Cette escalade autoritaire marque un tournant préoccupant pour le Tchad, où le Mouvement patriotique du salut, parti du président Mahamat Idriss Déby, se retrouve sans opposition crédible. Depuis plus de six ans, toute manifestation publique est interdite, et celles qui ont malgré tout eu lieu ont été écrasées dans le sang. En octobre 2022, une répression sanglante avait fait près de 200 morts parmi les manifestants, illustrant la brutalité du régime.

Le système judiciaire instrumentalisé pour étouffer la dissidence

Les avocats des dirigeants du GCAP dénoncent des conditions de détention arbitraires et l’absence totale de preuves pour justifier leur incarcération. Condamnés pour des chefs d’accusation aussi flous que « association de malfaiteurs » ou « rébellion », ils n’ont eu droit qu’à un procès expéditif, dépourvu de toute équité. Ces méthodes rappellent les pires périodes de l’histoire tchadienne, où le pouvoir instrumentalise la justice pour éliminer ses opposants.

La société civile et les observateurs internationaux s’alarment de cette dérive autoritaire.
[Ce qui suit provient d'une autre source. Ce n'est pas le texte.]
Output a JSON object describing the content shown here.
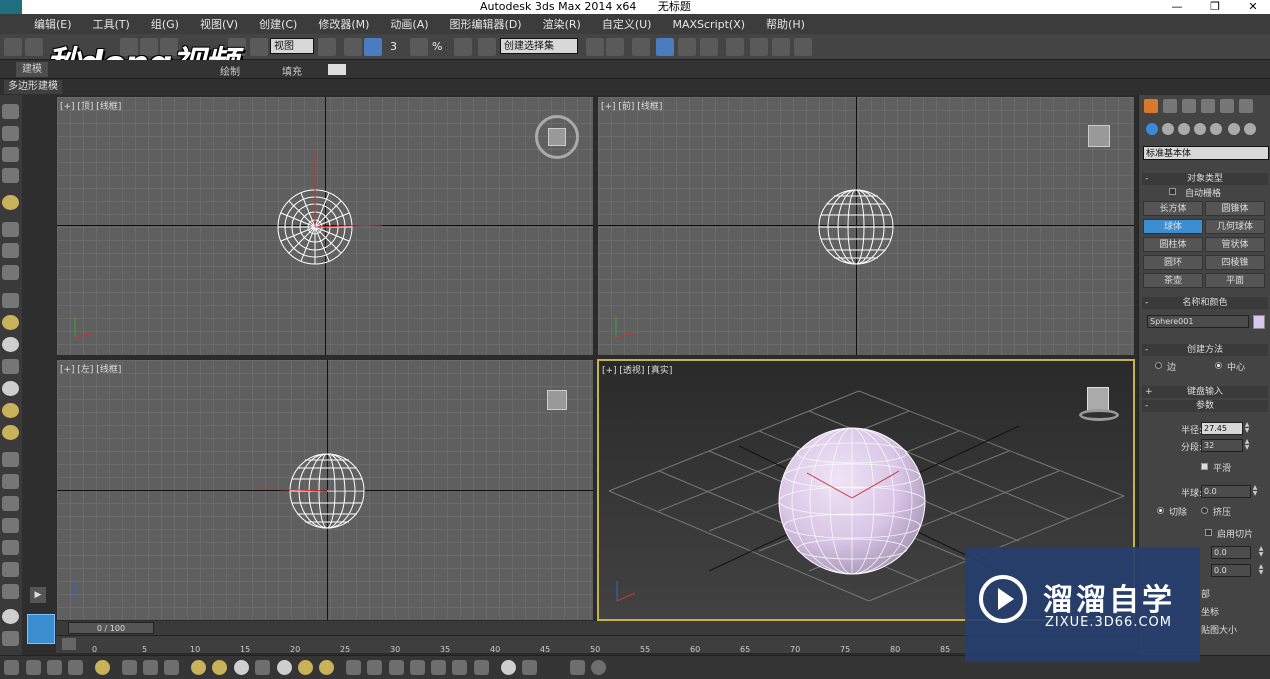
{
  "window": {
    "title": "Autodesk 3ds Max  2014 x64",
    "document": "无标题",
    "controls": [
      "—",
      "❐",
      "✕"
    ]
  },
  "menu": [
    "编辑(E)",
    "工具(T)",
    "组(G)",
    "视图(V)",
    "创建(C)",
    "修改器(M)",
    "动画(A)",
    "图形编辑器(D)",
    "渲染(R)",
    "自定义(U)",
    "MAXScript(X)",
    "帮助(H)"
  ],
  "toolbar": {
    "view_select": "视图",
    "selection_set": "创建选择集",
    "snap_label": "3",
    "percent_label": "%"
  },
  "logo_text": "秒dong视频",
  "ribbon": {
    "tabs": [
      "建模",
      "绘制",
      "填充"
    ],
    "active_tab": "建模",
    "sub_label": "多边形建模"
  },
  "viewports": {
    "top": "[+] [顶] [线框]",
    "front": "[+] [前] [线框]",
    "left": "[+] [左] [线框]",
    "perspective": "[+] [透视] [真实]"
  },
  "command_panel": {
    "category_dropdown": "标准基本体",
    "rollout_object_type": "对象类型",
    "autogrid_label": "自动栅格",
    "object_buttons": [
      "长方体",
      "圆锥体",
      "球体",
      "几何球体",
      "圆柱体",
      "管状体",
      "圆环",
      "四棱锥",
      "茶壶",
      "平面"
    ],
    "active_object": "球体",
    "rollout_name_color": "名称和颜色",
    "object_name": "Sphere001",
    "object_color": "#d8c8f0",
    "rollout_creation_method": "创建方法",
    "creation_edge": "边",
    "creation_center": "中心",
    "rollout_keyboard": "键盘输入",
    "rollout_params": "参数",
    "radius_label": "半径:",
    "radius_value": "27.45",
    "segments_label": "分段:",
    "segments_value": "32",
    "smooth_label": "平滑",
    "hemisphere_label": "半球:",
    "hemisphere_value": "0.0",
    "chop_label": "切除",
    "squash_label": "挤压",
    "slice_label": "启用切片",
    "slice_from_value": "0.0",
    "slice_to_value": "0.0",
    "bottom_labels": [
      "部",
      "坐标",
      "贴图大小"
    ]
  },
  "timeline": {
    "slider": "0 / 100",
    "ticks": [
      "0",
      "5",
      "10",
      "15",
      "20",
      "25",
      "30",
      "35",
      "40",
      "45",
      "50",
      "55",
      "60",
      "65",
      "70",
      "75",
      "80",
      "85"
    ]
  },
  "watermark": {
    "title": "溜溜自学",
    "subtitle": "ZIXUE.3D66.COM"
  },
  "colors": {
    "accent_blue": "#3b8fd0",
    "active_viewport_border": "#c9b24a",
    "sphere_wire": "#ffffff",
    "sphere_shaded": "#d9c6e6"
  }
}
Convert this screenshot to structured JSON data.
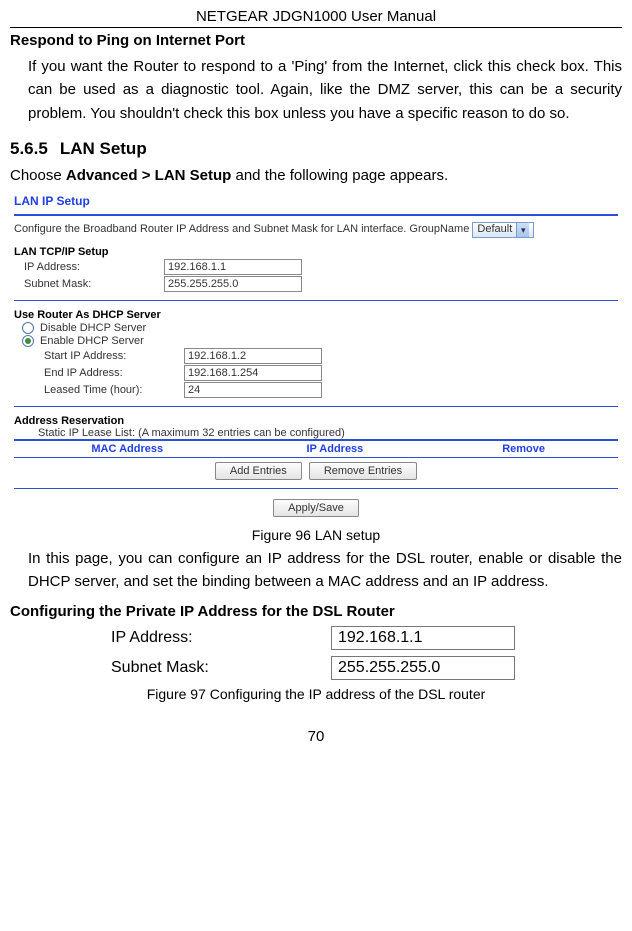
{
  "doc_title": "NETGEAR JDGN1000 User Manual",
  "section_ping": {
    "heading": "Respond to Ping on Internet Port",
    "body": "If you want the Router to respond to a 'Ping' from the Internet, click this check box. This can be used as a diagnostic tool. Again, like the DMZ server, this can be a security problem. You shouldn't check this box unless you have a specific reason to do so."
  },
  "section_lan": {
    "number": "5.6.5",
    "title": "LAN Setup",
    "instruction_pre": "Choose ",
    "instruction_strong": "Advanced > LAN Setup",
    "instruction_post": " and the following page appears."
  },
  "router": {
    "title": "LAN IP Setup",
    "config_text_pre": "Configure the Broadband Router IP Address and Subnet Mask for LAN interface. GroupName ",
    "groupname_value": "Default",
    "tcpip_heading": "LAN TCP/IP Setup",
    "ip_label": "IP Address:",
    "ip_value": "192.168.1.1",
    "mask_label": "Subnet Mask:",
    "mask_value": "255.255.255.0",
    "dhcp_heading": "Use Router As DHCP Server",
    "dhcp_disable": "Disable DHCP Server",
    "dhcp_enable": "Enable DHCP Server",
    "start_label": "Start IP Address:",
    "start_value": "192.168.1.2",
    "end_label": "End IP Address:",
    "end_value": "192.168.1.254",
    "lease_label": "Leased Time (hour):",
    "lease_value": "24",
    "addr_res_heading": "Address Reservation",
    "addr_res_note": "Static IP Lease List: (A maximum 32 entries can be configured)",
    "th_mac": "MAC Address",
    "th_ip": "IP Address",
    "th_remove": "Remove",
    "btn_add": "Add Entries",
    "btn_remove": "Remove Entries",
    "btn_apply": "Apply/Save"
  },
  "fig96_caption": "Figure 96 LAN setup",
  "after_fig96": "In this page, you can configure an IP address for the DSL router, enable or disable the DHCP server, and set the binding between a MAC address and an IP address.",
  "section_private_heading": "Configuring the Private IP Address for the DSL Router",
  "fig97": {
    "ip_label": "IP Address:",
    "ip_value": "192.168.1.1",
    "mask_label": "Subnet Mask:",
    "mask_value": "255.255.255.0"
  },
  "fig97_caption": "Figure 97 Configuring the IP address of the DSL router",
  "page_number": "70"
}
Les Nations unies ont rappelé avec force l’importance de respecter les libertés fondamentales – d’expression, d’association et de rassemblement pacifique – conformément aux engagements internationaux du Tchad. Pourtant, le régime semble s’enfoncer dans une logique de contrôle absolu, où la force remplace le dialogue.

Violences et radicalisation : les conséquences d’un pouvoir sans limites

Le 29 avril, des militants du parti des Transformateurs célébraient le huitième anniversaire de leur mouvement lorsque des hommes armés ont ouvert le feu sur eux. Bilan : un mort, deux blessés graves et un trésorier du parti enlevé et torturé. Bien que les autorités aient promis des poursuites, ces actes de violence se multiplient sans que rien ne change. Depuis 2021 et le début de la transition politique, le rétrécissement de l’espace public s’est accéléré, frôlant le retour à un régime à parti unique.
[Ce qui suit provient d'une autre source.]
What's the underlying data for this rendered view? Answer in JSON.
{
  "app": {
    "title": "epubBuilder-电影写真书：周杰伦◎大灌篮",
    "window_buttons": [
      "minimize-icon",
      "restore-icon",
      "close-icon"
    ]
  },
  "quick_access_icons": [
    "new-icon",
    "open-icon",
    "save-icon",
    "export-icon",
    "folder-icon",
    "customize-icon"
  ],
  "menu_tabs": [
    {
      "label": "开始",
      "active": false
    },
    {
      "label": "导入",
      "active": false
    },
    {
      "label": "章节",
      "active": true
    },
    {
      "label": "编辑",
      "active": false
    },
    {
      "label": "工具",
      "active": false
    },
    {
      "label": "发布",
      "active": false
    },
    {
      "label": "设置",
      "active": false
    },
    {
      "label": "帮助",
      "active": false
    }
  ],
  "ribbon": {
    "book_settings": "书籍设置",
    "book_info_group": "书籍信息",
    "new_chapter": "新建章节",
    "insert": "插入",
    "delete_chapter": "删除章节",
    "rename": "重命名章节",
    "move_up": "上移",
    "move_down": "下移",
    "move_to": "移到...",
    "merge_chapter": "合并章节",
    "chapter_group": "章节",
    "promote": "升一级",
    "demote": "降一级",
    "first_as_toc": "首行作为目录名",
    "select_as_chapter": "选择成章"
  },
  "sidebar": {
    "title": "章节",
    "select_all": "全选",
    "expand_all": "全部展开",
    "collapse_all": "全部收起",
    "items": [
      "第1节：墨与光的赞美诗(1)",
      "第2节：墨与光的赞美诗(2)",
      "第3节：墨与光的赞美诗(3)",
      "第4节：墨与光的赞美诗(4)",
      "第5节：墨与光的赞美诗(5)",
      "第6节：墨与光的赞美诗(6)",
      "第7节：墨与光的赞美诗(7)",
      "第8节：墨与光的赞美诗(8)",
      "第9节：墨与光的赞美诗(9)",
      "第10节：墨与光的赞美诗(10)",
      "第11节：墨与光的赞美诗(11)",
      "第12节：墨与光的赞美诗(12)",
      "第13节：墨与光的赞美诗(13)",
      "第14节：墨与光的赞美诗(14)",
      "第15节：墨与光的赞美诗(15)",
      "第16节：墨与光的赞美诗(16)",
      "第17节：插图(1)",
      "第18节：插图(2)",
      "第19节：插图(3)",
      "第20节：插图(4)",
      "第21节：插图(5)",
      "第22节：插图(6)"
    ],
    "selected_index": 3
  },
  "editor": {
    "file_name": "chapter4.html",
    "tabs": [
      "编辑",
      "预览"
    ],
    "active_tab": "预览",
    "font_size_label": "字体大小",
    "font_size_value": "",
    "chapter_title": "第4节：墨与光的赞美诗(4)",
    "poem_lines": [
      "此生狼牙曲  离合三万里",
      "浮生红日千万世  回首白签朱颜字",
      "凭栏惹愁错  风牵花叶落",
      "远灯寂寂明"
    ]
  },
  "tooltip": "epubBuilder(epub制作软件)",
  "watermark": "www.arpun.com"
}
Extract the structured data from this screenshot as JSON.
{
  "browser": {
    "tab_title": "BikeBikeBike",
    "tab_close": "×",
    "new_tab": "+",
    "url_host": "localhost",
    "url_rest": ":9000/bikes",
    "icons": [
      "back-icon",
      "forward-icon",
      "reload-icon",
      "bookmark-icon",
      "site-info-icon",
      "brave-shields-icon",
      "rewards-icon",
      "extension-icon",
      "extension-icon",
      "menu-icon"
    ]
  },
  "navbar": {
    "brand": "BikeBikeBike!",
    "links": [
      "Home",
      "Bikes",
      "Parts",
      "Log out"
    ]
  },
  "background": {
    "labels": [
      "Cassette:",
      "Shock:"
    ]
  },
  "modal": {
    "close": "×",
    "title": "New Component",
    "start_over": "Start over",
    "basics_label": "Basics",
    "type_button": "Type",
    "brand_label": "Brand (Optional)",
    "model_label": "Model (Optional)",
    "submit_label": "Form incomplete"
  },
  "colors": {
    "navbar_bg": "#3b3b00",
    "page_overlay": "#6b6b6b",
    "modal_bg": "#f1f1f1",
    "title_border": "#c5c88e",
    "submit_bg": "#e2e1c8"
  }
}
Cette tendance rappelle les périodes sombres sous les présidents François Tombalbaye et Hissène Habré, où seuls les partis alignés sur le pouvoir étaient tolérés. Sous Idriss Déby Itno (1990-2021), les élections étaient systématiquement contestées et la Constitution modifiée pour supprimer la limitation des mandats présidentiels. Un héritage que son fils, Mahamat Idriss Déby, semble bien décidé à perpétuer.
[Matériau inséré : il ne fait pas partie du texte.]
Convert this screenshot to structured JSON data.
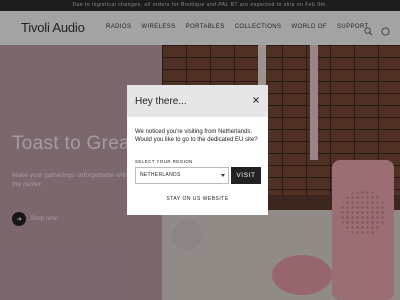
{
  "announcement": "Due to logistical changes, all orders for Boutique and PAL BT are expected to ship on Feb 9th.",
  "header": {
    "logo": "Tivoli Audio",
    "nav": [
      "RADIOS",
      "WIRELESS",
      "PORTABLES",
      "COLLECTIONS",
      "WORLD OF",
      "SUPPORT"
    ],
    "icons": [
      "search-icon",
      "account-icon"
    ]
  },
  "hero": {
    "title": "Toast to Great",
    "text": "Make your gatherings unforgettable with the center.",
    "cta": "Shop now"
  },
  "modal": {
    "title": "Hey there...",
    "close": "×",
    "message": "We noticed you're visiting from Netherlands. Would you like to go to the dedicated EU site?",
    "region_label": "SELECT YOUR REGION",
    "region_value": "NETHERLANDS",
    "visit_label": "VISIT",
    "stay_label": "STAY ON US WEBSITE"
  },
  "colors": {
    "announce_bg": "#2a2a2a",
    "header_bg": "#f4f4f4",
    "hero_pink": "#b89aa2",
    "button_dark": "#222222"
  }
}
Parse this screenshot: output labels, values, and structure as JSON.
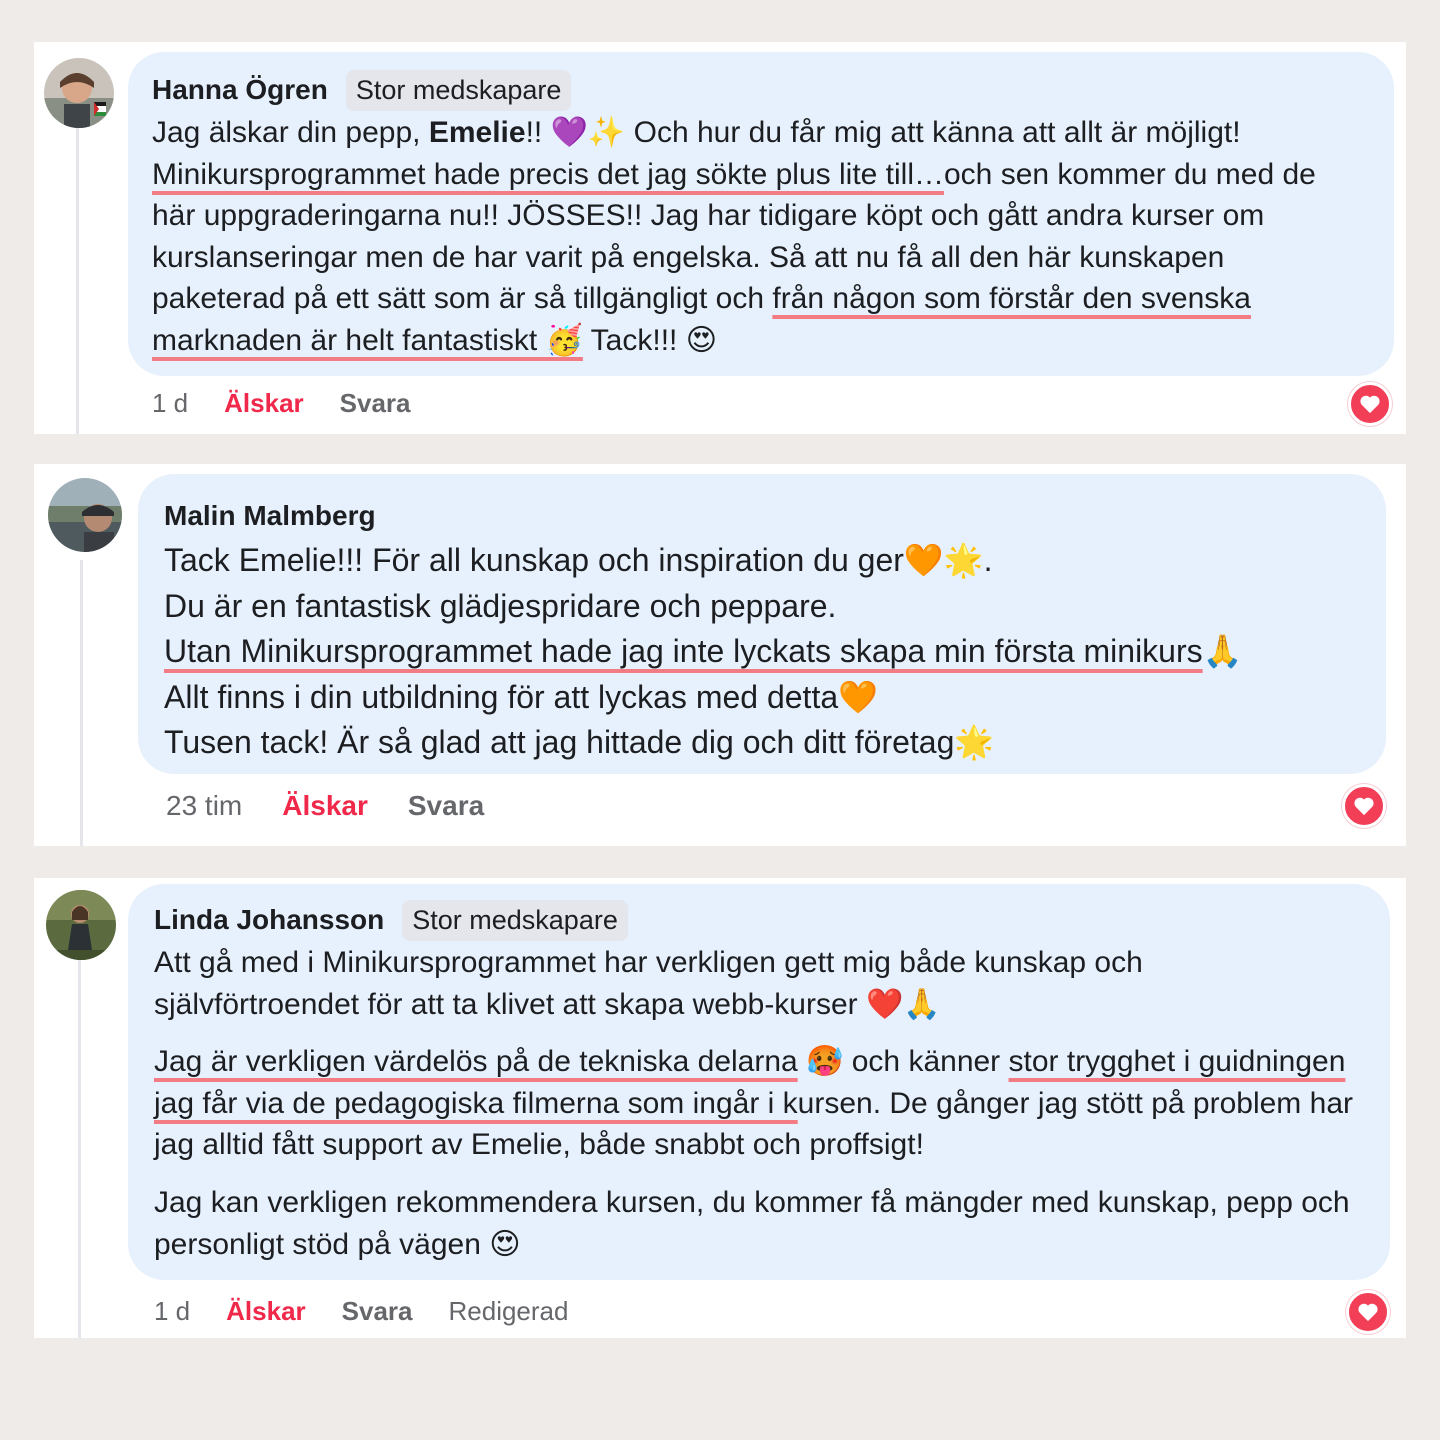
{
  "colors": {
    "page_bg": "#efebe9",
    "bubble_bg": "#e7f1fd",
    "love_red": "#f02849",
    "highlight_underline": "#f27b84",
    "badge_bg": "#e4e6eb"
  },
  "comments": [
    {
      "author": "Hanna Ögren",
      "badge": "Stor medskapare",
      "time": "1 d",
      "love": "Älskar",
      "reply": "Svara",
      "edited": "",
      "text": {
        "s1": "Jag älskar din pepp, ",
        "s2_bold": "Emelie",
        "s3": "!! 💜✨ Och hur du får mig att känna att allt är möjligt! ",
        "s4_hl": "Minikursprogrammet hade precis det jag sökte plus lite till…",
        "s5": "och sen kommer du med de här uppgraderingarna nu!! JÖSSES!! Jag har tidigare köpt och gått andra kurser om kurslanseringar men de har varit på engelska. Så att nu få all den här kunskapen paketerad på ett sätt som är så tillgängligt och ",
        "s6_hl": "från någon som förstår den svenska marknaden är helt fantastiskt 🥳",
        "s7": " Tack!!! 😍"
      }
    },
    {
      "author": "Malin Malmberg",
      "badge": "",
      "time": "23 tim",
      "love": "Älskar",
      "reply": "Svara",
      "edited": "",
      "lines": {
        "l1": "Tack Emelie!!! För all kunskap och inspiration du ger🧡🌟.",
        "l2": "Du är en fantastisk glädjespridare och peppare.",
        "l3_hl": "Utan Minikursprogrammet hade jag inte lyckats skapa min första minikurs",
        "l3_tail": "🙏",
        "l4": "Allt finns i din utbildning för att lyckas med detta🧡",
        "l5": "Tusen tack! Är så glad att jag hittade dig och ditt företag🌟"
      }
    },
    {
      "author": "Linda Johansson",
      "badge": "Stor medskapare",
      "time": "1 d",
      "love": "Älskar",
      "reply": "Svara",
      "edited": "Redigerad",
      "paras": {
        "p1": "Att gå med i Minikursprogrammet har verkligen gett mig både kunskap och självförtroendet för att ta klivet att skapa webb-kurser ❤️🙏",
        "p2_hl1": "Jag är verkligen värdelös på de tekniska delarna",
        "p2_s1": " 🥵 och känner ",
        "p2_hl2": "stor trygghet i guidningen jag får via de pedagogiska filmerna som ingår i k",
        "p2_s2": "ursen. De gånger jag stött på problem har jag alltid fått support av Emelie, både snabbt och proffsigt!",
        "p3": "Jag kan verkligen rekommendera kursen, du kommer få mängder med kunskap, pepp och personligt stöd på vägen 😍"
      }
    }
  ],
  "icons": {
    "heart": "heart-icon",
    "avatar": "avatar-photo"
  }
}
Un passé qui menace l’avenir du Tchad

Depuis son indépendance en 1960, le Tchad est enchaîné à un cycle infernal de coups d’État, d’insurrections et de violences politiques. Moins de trois ans après le retour à l’ordre constitutionnel, le Parlement a déjà amendé la Constitution en octobre 2025, prolongeant la durée du mandat présidentiel à sept ans. Une réforme qui confirme la volonté du régime de verrouiller le pouvoir.

Pour éviter un retour aux heures les plus sombres de l’histoire tchadienne, il est urgent de rétablir le dialogue entre les autorités, l’opposition et la société civile. La protection des libertés fondamentales, l’indépendance de la justice et le respect des droits humains doivent être prioritaires. Les forces de sécurité doivent adopter des méthodes de maintien de l’ordre proportionnelles, avec une formation adaptée et un contrôle indépendant de leurs actions.

Le recours excessif à la force, déjà meurtrier, risque de radicaliser une jeunesse tchadienne en quête de justice. Les organisations régionales et internationales, telles que l’Union africaine, la Communauté économique des États d’Afrique centrale et l’ONU, doivent jouer un rôle actif pour encourager le dialogue et empêcher une nouvelle escalade de la violence. Leur intervention pourrait être déterminante pour éviter que le Tchad ne sombre à nouveau dans l’autoritarisme.